New Computational Method Sheds Light on How Genetic Variants Alter RNA Processing

Mar 4 2019

New Computational Method Sheds Light on How Genetic Variants Alter RNA Processing

By Sharlene George

A key moment occurs in any gripping novel that sets in motion the characters’ doom or fortune. In the context of gene regulation, RNA-binding proteins (RBPs) play a similar pivotal role determining ribonucleic acid molecules’ (RNAs’) fate by guiding post-transcriptional events. This process is essential to interpretation of genetic code and its function in protein synthesis, which are the building blocks of any organism.
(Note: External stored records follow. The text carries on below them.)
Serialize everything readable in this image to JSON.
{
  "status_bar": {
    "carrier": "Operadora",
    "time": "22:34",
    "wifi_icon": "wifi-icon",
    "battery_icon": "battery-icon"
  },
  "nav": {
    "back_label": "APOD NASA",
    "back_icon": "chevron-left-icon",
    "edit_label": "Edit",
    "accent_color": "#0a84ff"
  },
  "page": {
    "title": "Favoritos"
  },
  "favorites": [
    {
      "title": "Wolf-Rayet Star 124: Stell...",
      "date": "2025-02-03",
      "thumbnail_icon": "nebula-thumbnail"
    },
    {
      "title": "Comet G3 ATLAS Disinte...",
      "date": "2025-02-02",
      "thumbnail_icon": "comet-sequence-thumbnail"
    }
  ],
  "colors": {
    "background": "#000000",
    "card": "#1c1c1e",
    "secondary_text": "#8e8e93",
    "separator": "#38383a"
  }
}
Researchers with the Center for Computational and Genomic Medicine at Children’s Hospital of Philadelphia have gained revealing insights into genetic variants and RNA processing with the development of a computational method called Allele-Specific Protein-RNA Interaction (ASPRIN). Essentially, the tool detects and annotates individual nucleotide changes in RNAs that could potentially influence how they interact with proteins and affect patterns of post-transcriptional regulation of gene expression.

Finding mutations that may affect the binding of these RBPs is crucial because RBPs control important steps in the life cycle of RNA molecules — how they mature, how they are transported out of the nucleus, and how they are translated to assemble the sequence of amino acids in a protein. Defects in how RNA is processed could result in malfunctioning proteins that affect complex traits and diseases or lead to monogenic genetic disorders (caused by a mutation in a single gene).

A study reported in the American Journal of Human Genetics by Yi Xing, PhD, director of the Center for Computational and Genomic Medicine, and Emad Bahrami-Samani, PhD, a postdoctoral fellow, used a data-driven approach to delve into volumes of genomic data generated by the National Institutes of Health’s  Encyclopedia of DNA Elements (ENCODE) Project. ENCODE is a free genomic catalog the scientific community can explore using sophisticated computational methods such as ASPRIN to pinpoint the genomic locations of genes and changes in the regulatory elements that control them.

In the AJHG paper, Drs. Xing and Bahrami-Samani evaluated data generated from common human cell lines, focusing mostly on polymorphisms that are naturally occurring in the human population. The kind of variant that has interactions the researchers observed could be related to common traits such as blood pressure, body weight, or risk of autoimmune disorders.

“We compared two populations of RNAs in the cell,” Dr. Xing explained. “One is basically all the RNA in the cell that could be sequenced. And then the other is a fraction of RNA that is actually bound to a protein of interest. From the sequencing data, we have the individual nucleotide sequencing information of those two pools of RNAs. So now, if we see that a particular nucleotide change is more prevalent in the RNAs bound to the protein but not in the whole population of RNAs in the cell, we could make an inference that a particular change enhances the protein binding.”

The study is an informative illustration of how researchers can use publically available big data to better understand how genetics and DNA variation affect gene regulation. This kind of analysis was only recently made possible by advances in high throughput sequencing technologies. Five years ago, researchers did not have access to such a massive amount of data for both the RNAs and protein-RNA interactions.

The results ASPRIN generated tell researchers what kinds of nucleotide changes could affect binding of a particular RBP and subsequently how the RNA interacts with proteins. This knowledge eventually could help to elucidate the genetic basis of complex traits and diseases, to more fully inform genetic diagnosis, and to possibly advance therapies.

For example, researchers may suggest the processing of a particular RNA is associated with the risk for cancer in the human population. But they may not know which specific variation in the human genome is important to that association. By looking at the allele-specific binding map generated by ASPRIN, researchers could have additional information to figure out what is the causal variant.

“To me, the most exciting part is our potential to look at a set of mutations and point to what could be causal variants affecting post-transcriptional regulation of gene expression, which can in turn shed light on mutations causing disease,” Dr. Bahrami-Samani said.

This conceptual framework for allele-specific analysis could be applied to studying other gene regulatory processes at the RNA level. In the meantime, Dr. Xing and his team are working on technical improvements to refine ASPRIN and reduce noise in the data that could affect the readout of allele-specific interactions.

The ASPRIN source code is available under GNU General Public License version 3.0 and can be downloaded from GitHub.